Histone H3K79 methyltransferase Dot1L is directly activated by thyroid hormone receptor during Xenopus metamorphosis
- Kazuo Matsuura†1,
- Kenta Fujimoto†1, 2,
- Biswajit Das1, 3,
- Liezhen Fu1,
- Christopher D Lu1 and
- Yun-Bo Shi1Email author
© Matsuura et al.; licensee BioMed Central. 2012
Received: 8 May 2012
Accepted: 16 July 2012
Published: 16 July 2012
Thyroid hormone (T3) is important for adult organ function and vertebrate development. Amphibian metamorphosis is totally dependent on T3 and offers a unique opportunity to study how T3 controls postembryonic development in vertebrates. Earlier studies have demonstrated that TR mediates the metamorphic effects of T3 in Xenopus laevis. Liganded TR recruits histone modifying coactivator complexes to target genes during metamorphosis. This leads to nucleosomal removal and histone modifications, including methylation of histone H3 lysine (K) 79, in the promoter regions, and the activation of T3-inducible genes.
We show that Dot1L, the only histone methyltransferase capable of methylating H3K79, is directly regulated by TR via binding to a T3 response element in the promoter region during metamorphosis in Xenopus tropicalis, a highly related species of Xenopus laevis. We further show that Dot1L expression in both the intestine and tail correlates with the transformation of the organs.
Our findings suggest that TR activates Dot1L, which in turn participates in metamorphosis through a positive feedback to enhance H3K79 methylation and gene activation by liganded TR.
KeywordsDot1L Intestinal stem cell development Thyroid hormone receptor Metamorphosis Xenopus laevis and tropicalis Histone methylation
Thyroid hormone (T3) is important for proper development and normal physiology of many adult organs/tissues in vertebrates [1, 2]. Sever T3 deficiency during human development leads to the formation of human cretins, who are short in stature and severely mentally retarded . The most critical period of T3 action appears to be the several months around birth, the so-called postembryonic period, when T3 levels are high . It has been difficult to study how T3 affects mammalian postembryonic development due to the lack of easily manipulatable models.

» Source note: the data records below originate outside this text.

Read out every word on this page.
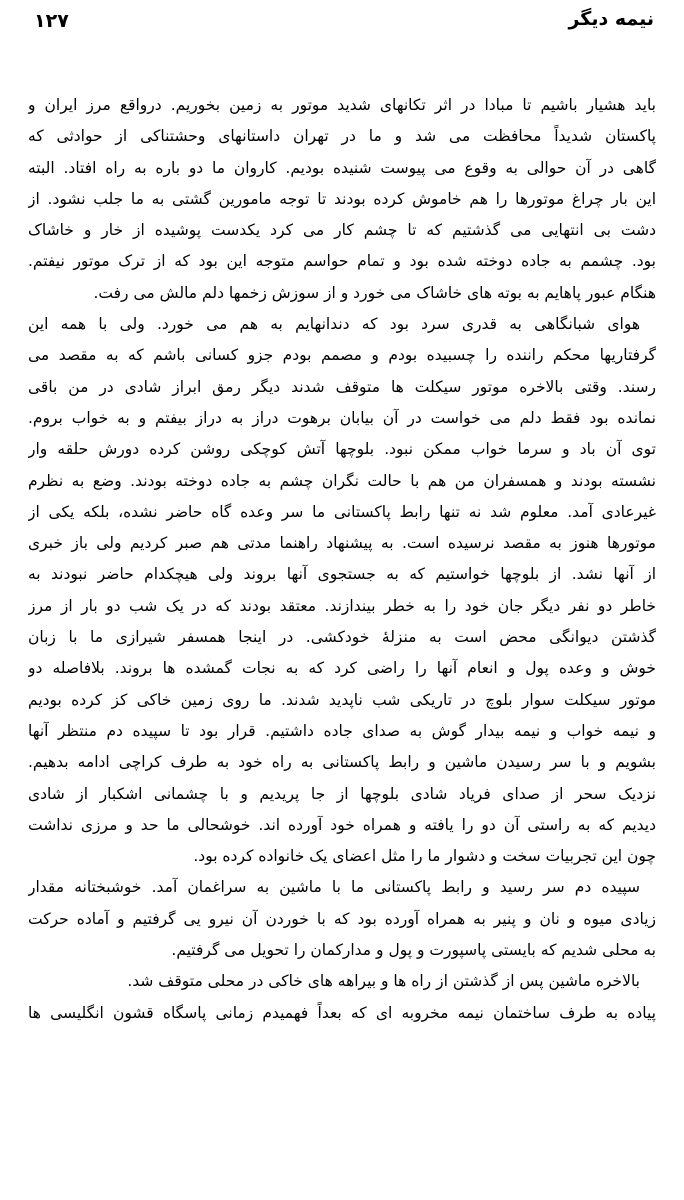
۱۲۷	نیمه دیگر
باید هشیار باشیم تا مبادا در اثر تکانهای شدید موتور به زمین بخوریم. درواقع مرز ایران و
پاکستان شدیداً محافظت می شد و ما در تهران داستانهای وحشتناکی از حوادثی که
گاهی در آن حوالی به وقوع می پیوست شنیده بودیم. کاروان ما دو باره به راه افتاد. البته
این بار چراغ موتورها را هم خاموش کرده بودند تا توجه مامورین گشتی به ما جلب نشود. از
دشت بی انتهایی می گذشتیم که تا چشم کار می کرد یکدست پوشیده از خار و خاشاک
بود. چشمم به جاده دوخته شده بود و تمام حواسم متوجه این بود که از ترک موتور نیفتم.
هنگام عبور پاهایم به بوته های خاشاک می خورد و از سوزش زخمها دلم مالش می رفت.
هوای شبانگاهی به قدری سرد بود که دندانهایم به هم می خورد. ولی با همه این
گرفتاریها محکم راننده را چسبیده بودم و مصمم بودم جزو کسانی باشم که به مقصد می
رسند. وقتی بالاخره موتور سیکلت ها متوقف شدند دیگر رمق ابراز شادی در من باقی
نمانده بود فقط دلم می خواست در آن بیابان برهوت دراز به دراز بیفتم و به خواب بروم.
توی آن باد و سرما خواب ممکن نبود. بلوچها آتش کوچکی روشن کرده دورش حلقه وار
نشسته بودند و همسفران من هم با حالت نگران چشم به جاده دوخته بودند. وضع به نظرم
غیرعادی آمد. معلوم شد نه تنها رابط پاکستانی ما سر وعده گاه حاضر نشده، بلکه یکی از
موتورها هنوز به مقصد نرسیده است. به پیشنهاد راهنما مدتی هم صبر کردیم ولی باز خبری
از آنها نشد. از بلوچها خواستیم که به جستجوی آنها بروند ولی هیچکدام حاضر نبودند به
خاطر دو نفر دیگر جان خود را به خطر بیندازند. معتقد بودند که در یک شب دو بار از مرز
گذشتن دیوانگی محض است به منزلهٔ خودکشی. در اینجا همسفر شیرازی ما با زبان
خوش و وعده پول و انعام آنها را راضی کرد که به نجات گمشده ها بروند. بلافاصله دو
موتور سیکلت سوار بلوچ در تاریکی شب ناپدید شدند. ما روی زمین خاکی کز کرده بودیم
و نیمه خواب و نیمه بیدار گوش به صدای جاده داشتیم. قرار بود تا سپیده دم منتظر آنها
بشویم و با سر رسیدن ماشین و رابط پاکستانی به راه خود به طرف کراچی ادامه بدهیم.
نزدیک سحر از صدای فریاد شادی بلوچها از جا پریدیم و با چشمانی اشکبار از شادی
دیدیم که به راستی آن دو را یافته و همراه خود آورده اند. خوشحالی ما حد و مرزی نداشت
چون این تجربیات سخت و دشوار ما را مثل اعضای یک خانواده کرده بود.
سپیده دم سر رسید و رابط پاکستانی ما با ماشین به سراغمان آمد. خوشبختانه مقدار
زیادی میوه و نان و پنیر به همراه آورده بود که با خوردن آن نیرو یی گرفتیم و آماده حرکت
به محلی شدیم که بایستی پاسپورت و پول و مدارکمان را تحویل می گرفتیم.
بالاخره ماشین پس از گذشتن از راه ها و بیراهه های خاکی در محلی متوقف شد.
پیاده به طرف ساختمان نیمه مخروبه ای که بعداً فهمیدم زمانی پاسگاه قشون انگلیسی ها
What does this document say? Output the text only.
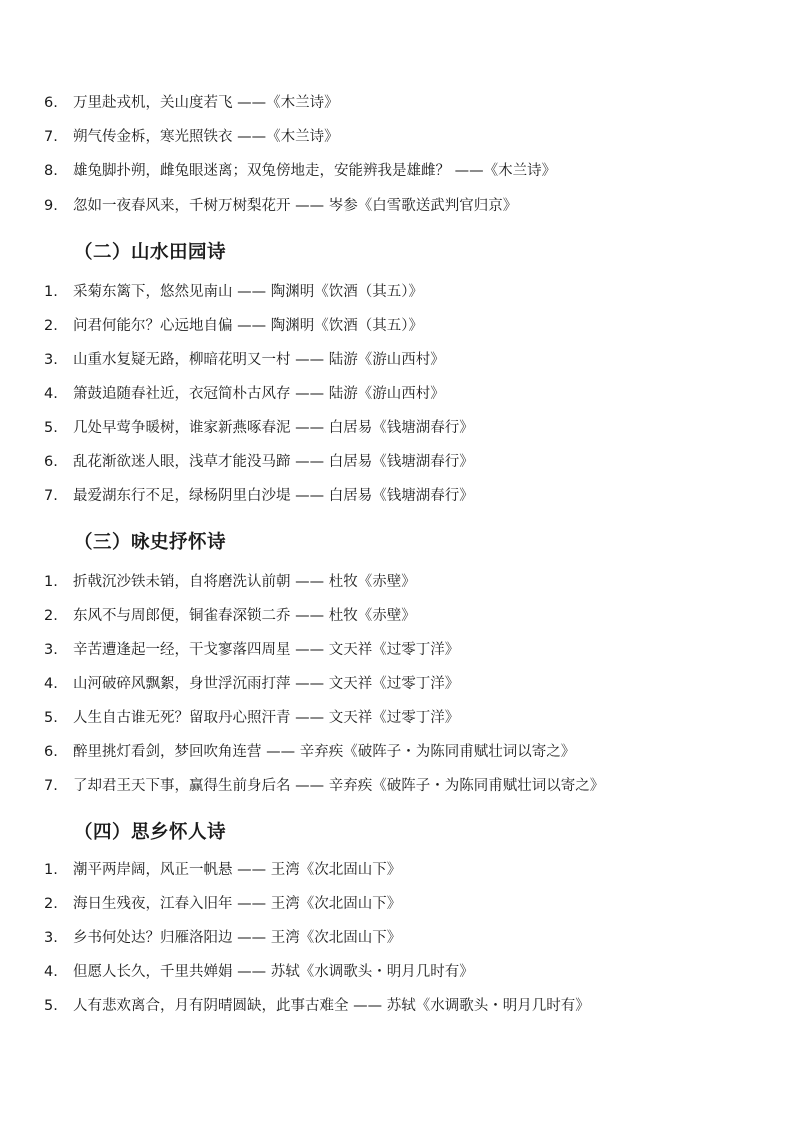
6. 万里赴戎机，关山度若飞 ——《木兰诗》
7. 朔气传金柝，寒光照铁衣 ——《木兰诗》
8. 雄兔脚扑朔，雌兔眼迷离；双兔傍地走，安能辨我是雄雌？ ——《木兰诗》
9. 忽如一夜春风来，千树万树梨花开 —— 岑参《白雪歌送武判官归京》
（二）山水田园诗
1. 采菊东篱下，悠然见南山 —— 陶渊明《饮酒（其五）》
2. 问君何能尔？心远地自偏 —— 陶渊明《饮酒（其五）》
3. 山重水复疑无路，柳暗花明又一村 —— 陆游《游山西村》
4. 箫鼓追随春社近，衣冠简朴古风存 —— 陆游《游山西村》
5. 几处早莺争暖树，谁家新燕啄春泥 —— 白居易《钱塘湖春行》
6. 乱花渐欲迷人眼，浅草才能没马蹄 —— 白居易《钱塘湖春行》
7. 最爱湖东行不足，绿杨阴里白沙堤 —— 白居易《钱塘湖春行》
（三）咏史抒怀诗
1. 折戟沉沙铁未销，自将磨洗认前朝 —— 杜牧《赤壁》
2. 东风不与周郎便，铜雀春深锁二乔 —— 杜牧《赤壁》
3. 辛苦遭逢起一经，干戈寥落四周星 —— 文天祥《过零丁洋》
4. 山河破碎风飘絮，身世浮沉雨打萍 —— 文天祥《过零丁洋》
5. 人生自古谁无死？留取丹心照汗青 —— 文天祥《过零丁洋》
6. 醉里挑灯看剑，梦回吹角连营 —— 辛弃疾《破阵子・为陈同甫赋壮词以寄之》
7. 了却君王天下事，赢得生前身后名 —— 辛弃疾《破阵子・为陈同甫赋壮词以寄之》
（四）思乡怀人诗
1. 潮平两岸阔，风正一帆悬 —— 王湾《次北固山下》
2. 海日生残夜，江春入旧年 —— 王湾《次北固山下》
3. 乡书何处达？归雁洛阳边 —— 王湾《次北固山下》
4. 但愿人长久，千里共婵娟 —— 苏轼《水调歌头・明月几时有》
5. 人有悲欢离合，月有阴晴圆缺，此事古难全 —— 苏轼《水调歌头・明月几时有》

Metamorphosis in anurans such as Xenopus laevis or tropicalis mimics mammalian postembryonic development [1, 4]. This process involves distinct changes in different organs and tissues [4, 5]. The larval specific organs, such as the tail and gills, are totally resorbed during metamorphosis, while the adult specific ones, such as the limbs, develop de novo. Most of the organs/tissues are present in both tadpoles and frogs but are drastically remodeled during metamorphosis. For example, the animal intestine involves apoptotic degeneration of larval epithelial cells and concurrent de novo formation of adult stem cells to eventually develop the adult epithelium resembling that in mammals [6, 7]. Interestingly, all such diverse changes during amphibian metamorphosis are totally dependent on T3 . T3 can regulate transcription through T3 receptor (TR). TRs can form heterodimers with 9-cis retinoic acid receptors (RXRs) and repress or activate T3-inducible genes in the absence or presence of T3, respectively [2, 8–10]. Recent studies have shown that TR appears to be both necessary and sufficient to mediate the metamorphic effects of T3 by regulating the transcription of T3 target gene [11–23]. In premetamorphic tadpoles, T3 levels are low and unliganded TR represses T3-inducible genes by recruiting histone deacetylase-containing corepressor complexes [16, 24–26]. This helps to ensure proper premetamorphic growth and prevent premature metamorphosis [16, 26]. When T3 becomes available, liganded TR recruits histone modifying coactivator complexes to these target genes, leading to histone modifications, chromatin remodeling and gene activation [18, 19, 22, 27–31]. This results in metamorphic transformations of different organs.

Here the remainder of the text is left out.